Scheduling algorithm for the network scheduler

Deficit round robin (DRR), also deficit-weighted round robin (DWRR), is a scheduling algorithm for the network scheduler. DRR is, similar to weighted fair queueing (WFQ), a packet-based implementation of the ideal generalized processor sharing (GPS) policy. It was proposed by M. Shreedhar and G. Varghese in 1995 as an efficient (with O(1) complexity) and fair algorithm.

== Details ==
In DRR, a scheduler handling N flows (Note: Flows may also be called queues, classes or sessions) is configured with one quantum $Q_i$ for each flow. This global idea is that, at each round, the flow $i$ can send at most $Q_i$ bytes, and the remaining, if any, is reported to the next round. In this way, the minimum rate that flow $i$ will achieve over a long term is $\frac{Q_i}{(Q_1+Q_2+...+Q_N)}R$; where $R$ is the link rate.

==Algorithm==
The DRR scans all non-empty queues in sequence. When a non-empty queue $i$ is selected, its deficit counter is incremented by its quantum value. Then, the value of the deficit counter is a maximal number of bytes that can be sent at this turn: if the deficit counter is greater than the packet's size at the head of the queue (HoQ), this packet can be sent, and the value of the counter is decremented by the packet size. Then, the size of the next packet is compared to the counter value, etc. Once the queue is empty or the value of the counter is insufficient, the scheduler will skip to the next queue. If the queue is empty, the value of the deficit counter is reset to 0.

 Variables and Constants
     const integer N // Nb of queues
     const integer Q[1..N] // Per queue quantum
     integer DC[1..N] // Per queue deficit counter
     queue queue[1..N] // The queues

 Scheduling Loop
 while true do
     for i in 1..N do
         if not queue[i].empty() then
             DC[i]:= DC[i] + Q[i]
             while( not queue[i].empty() and
                          DC[i] ≥ queue[i].head().size() ) do
                 DC[i] := DC[i] − queue[i].head().size()
                 send( queue[i].head() )
                 queue[i].dequeue()
             end while
             if queue[i].empty() then
                 DC[i] := 0
             end if
         end if
     end for
 end while

== Performances: fairness, complexity, and latency ==

Like other GPS-like scheduling algorithm, the choice of the weights is left to the network administrator.

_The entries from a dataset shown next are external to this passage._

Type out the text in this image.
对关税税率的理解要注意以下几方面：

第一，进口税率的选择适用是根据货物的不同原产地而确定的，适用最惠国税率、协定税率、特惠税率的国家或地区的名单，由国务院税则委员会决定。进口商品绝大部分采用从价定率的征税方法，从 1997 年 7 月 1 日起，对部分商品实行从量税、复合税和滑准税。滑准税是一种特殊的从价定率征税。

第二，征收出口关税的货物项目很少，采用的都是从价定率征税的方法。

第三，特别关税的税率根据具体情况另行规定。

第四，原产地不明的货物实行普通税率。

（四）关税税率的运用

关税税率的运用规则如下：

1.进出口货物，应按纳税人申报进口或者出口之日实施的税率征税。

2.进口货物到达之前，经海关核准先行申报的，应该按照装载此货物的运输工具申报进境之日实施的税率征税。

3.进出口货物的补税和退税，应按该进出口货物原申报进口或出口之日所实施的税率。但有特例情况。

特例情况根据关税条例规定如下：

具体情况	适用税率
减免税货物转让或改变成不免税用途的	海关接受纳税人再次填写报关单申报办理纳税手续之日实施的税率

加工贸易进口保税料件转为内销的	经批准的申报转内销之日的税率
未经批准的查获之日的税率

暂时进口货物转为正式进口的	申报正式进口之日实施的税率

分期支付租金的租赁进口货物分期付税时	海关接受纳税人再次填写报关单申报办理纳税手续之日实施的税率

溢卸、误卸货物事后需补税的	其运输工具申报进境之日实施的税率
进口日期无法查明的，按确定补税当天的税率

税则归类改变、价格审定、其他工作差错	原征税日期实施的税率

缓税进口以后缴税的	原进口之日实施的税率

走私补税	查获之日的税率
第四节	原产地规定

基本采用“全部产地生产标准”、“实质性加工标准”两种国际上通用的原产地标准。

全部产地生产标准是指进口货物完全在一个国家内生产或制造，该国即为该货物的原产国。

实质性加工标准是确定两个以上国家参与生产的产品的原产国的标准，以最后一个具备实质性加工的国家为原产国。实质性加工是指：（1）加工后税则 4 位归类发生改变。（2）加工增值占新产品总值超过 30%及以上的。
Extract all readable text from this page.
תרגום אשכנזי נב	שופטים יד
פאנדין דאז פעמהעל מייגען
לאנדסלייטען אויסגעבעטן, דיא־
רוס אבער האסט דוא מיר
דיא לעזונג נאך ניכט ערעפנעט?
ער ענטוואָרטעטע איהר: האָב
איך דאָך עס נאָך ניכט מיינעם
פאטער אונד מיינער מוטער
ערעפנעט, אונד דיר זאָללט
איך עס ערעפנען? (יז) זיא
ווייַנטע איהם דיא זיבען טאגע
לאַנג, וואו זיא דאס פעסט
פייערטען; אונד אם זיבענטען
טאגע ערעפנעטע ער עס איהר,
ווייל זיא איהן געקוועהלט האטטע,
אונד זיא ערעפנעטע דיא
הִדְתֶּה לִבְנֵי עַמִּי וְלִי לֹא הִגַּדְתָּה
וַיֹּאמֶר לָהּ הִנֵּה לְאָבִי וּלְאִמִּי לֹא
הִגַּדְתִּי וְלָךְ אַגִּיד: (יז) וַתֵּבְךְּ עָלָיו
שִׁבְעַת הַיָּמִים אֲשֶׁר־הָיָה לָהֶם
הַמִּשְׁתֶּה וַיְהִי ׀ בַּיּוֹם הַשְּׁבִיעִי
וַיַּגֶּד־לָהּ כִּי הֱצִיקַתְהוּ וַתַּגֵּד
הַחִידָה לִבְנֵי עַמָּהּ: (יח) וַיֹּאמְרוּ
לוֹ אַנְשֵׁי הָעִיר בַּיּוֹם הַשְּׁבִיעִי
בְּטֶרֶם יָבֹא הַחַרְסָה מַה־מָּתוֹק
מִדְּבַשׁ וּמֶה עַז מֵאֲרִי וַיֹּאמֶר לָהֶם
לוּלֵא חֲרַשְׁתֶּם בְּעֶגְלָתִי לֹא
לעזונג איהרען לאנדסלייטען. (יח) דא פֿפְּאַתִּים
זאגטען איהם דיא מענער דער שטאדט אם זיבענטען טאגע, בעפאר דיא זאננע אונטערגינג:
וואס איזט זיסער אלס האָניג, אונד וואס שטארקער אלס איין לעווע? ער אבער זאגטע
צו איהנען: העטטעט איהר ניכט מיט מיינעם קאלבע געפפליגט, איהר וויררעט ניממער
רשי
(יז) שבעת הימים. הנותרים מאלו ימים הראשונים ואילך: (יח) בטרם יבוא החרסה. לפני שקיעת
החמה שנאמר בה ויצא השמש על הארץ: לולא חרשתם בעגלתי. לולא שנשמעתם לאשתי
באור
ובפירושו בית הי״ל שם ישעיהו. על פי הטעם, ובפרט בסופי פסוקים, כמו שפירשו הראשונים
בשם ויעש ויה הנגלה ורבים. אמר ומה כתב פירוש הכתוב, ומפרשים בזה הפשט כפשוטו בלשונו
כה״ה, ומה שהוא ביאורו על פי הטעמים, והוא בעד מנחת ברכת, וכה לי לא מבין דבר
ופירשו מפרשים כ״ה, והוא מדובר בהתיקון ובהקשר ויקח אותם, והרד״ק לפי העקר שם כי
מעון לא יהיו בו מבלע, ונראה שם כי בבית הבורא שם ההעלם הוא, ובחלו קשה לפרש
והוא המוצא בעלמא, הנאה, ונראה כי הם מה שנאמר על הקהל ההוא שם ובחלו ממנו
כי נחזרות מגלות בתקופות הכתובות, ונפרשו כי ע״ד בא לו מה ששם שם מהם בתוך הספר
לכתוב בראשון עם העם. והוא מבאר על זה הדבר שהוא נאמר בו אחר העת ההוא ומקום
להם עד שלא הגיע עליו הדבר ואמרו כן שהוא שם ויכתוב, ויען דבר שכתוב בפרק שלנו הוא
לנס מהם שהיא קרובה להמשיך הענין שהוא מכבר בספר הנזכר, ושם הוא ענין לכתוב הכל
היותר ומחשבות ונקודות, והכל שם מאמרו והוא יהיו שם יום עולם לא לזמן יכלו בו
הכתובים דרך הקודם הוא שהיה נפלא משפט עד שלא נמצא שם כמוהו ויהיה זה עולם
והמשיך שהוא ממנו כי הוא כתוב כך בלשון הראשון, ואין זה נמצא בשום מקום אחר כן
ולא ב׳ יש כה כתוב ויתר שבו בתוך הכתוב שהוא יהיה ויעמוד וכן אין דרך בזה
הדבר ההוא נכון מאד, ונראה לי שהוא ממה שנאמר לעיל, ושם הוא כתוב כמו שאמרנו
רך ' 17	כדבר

Like WFQ, DRR offers a minimal rate to each flow whatever the size of the packets is. In weighted round robin scheduling, the fraction of bandwidth used depend on the packet's sizes.

Compared with WFQ scheduler that has complexity of O(log(n)) (n is the number of active flows/queues), the complexity of DRR is O(1), if the quantum $Q_i$ is larger than the maximum packet size of this flow. Nevertheless, this efficiency has a cost: the latency, i.e., the distance to the ideal GPS, is larger in DRR than in WFQ. More on the worst-case latencies can be found here.

== Implementations ==

An implementation of the deficit round-robin algorithm was written by Patrick McHardy for the Linux kernel and published under the GNU General Public License.

In Cisco and Juniper routers, modified versions of DRR are implemented: since the latency of DRR can be larger for some class of traffic, these modified versions give higher priority to some queues, whereas the others are served with the standard DRR algorithm.